The way to classify and organize the objects we see in flea markets is as enigmatic to us visitors as it is for anyone, even for the seller, to trace its provenance, the log of each rejected article. Multiverses alludes in a certain way to the immeasurability of these possible worlds, parallel worlds in which the objects have been silent witnesses to happenings, horrors, fantasies and celebrations, and which now share a common space and evoke memories all at once real, invented or implanted.
But at the same time, as with every market, it is not just a space for chance encounters or forced friendships, like those between a doll and a cell phone or an umbrella and a sewing machine, but also a launching pad, a starting point for countless potential futures.  Past and future Multiverses, cycles of death and resurrection of imaginations and meanings.

Arcángel Constantini
3AM
Website. 2004

Repetition ingrains memories and also generates rituals. Like market days. In his work 3AM, Arcángel Constantini offers us scenes recorded in infrared video hours before sunrise, while the El Salado market in Iztapalapa, Mexico City, is set up. The images are shown in a loop, like the loop that is the repetitive work and travel ritual of the vans to the market and the setting up of the stalls.

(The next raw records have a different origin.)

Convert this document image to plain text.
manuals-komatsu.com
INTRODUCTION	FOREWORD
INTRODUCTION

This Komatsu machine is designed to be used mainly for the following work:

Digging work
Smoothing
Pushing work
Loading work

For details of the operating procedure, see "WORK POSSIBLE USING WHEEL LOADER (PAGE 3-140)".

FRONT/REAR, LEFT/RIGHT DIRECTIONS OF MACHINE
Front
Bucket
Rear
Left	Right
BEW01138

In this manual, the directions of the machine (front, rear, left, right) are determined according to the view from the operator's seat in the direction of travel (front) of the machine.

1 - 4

Constantini makes his nighttime voyage among the stalls as they are set up in the shadow of the “official” market: the discards of consumer society recycled for a new consumer. Armed with his night-vision camera, he comes face to face with faded plastic dolls, rusted tricycles and old, neglected videogame consoles. The viewer is invited to peruse these video fragments, tightly arranged like the stands in the tianguis, just like visitors to the market will be at the crack of dawn.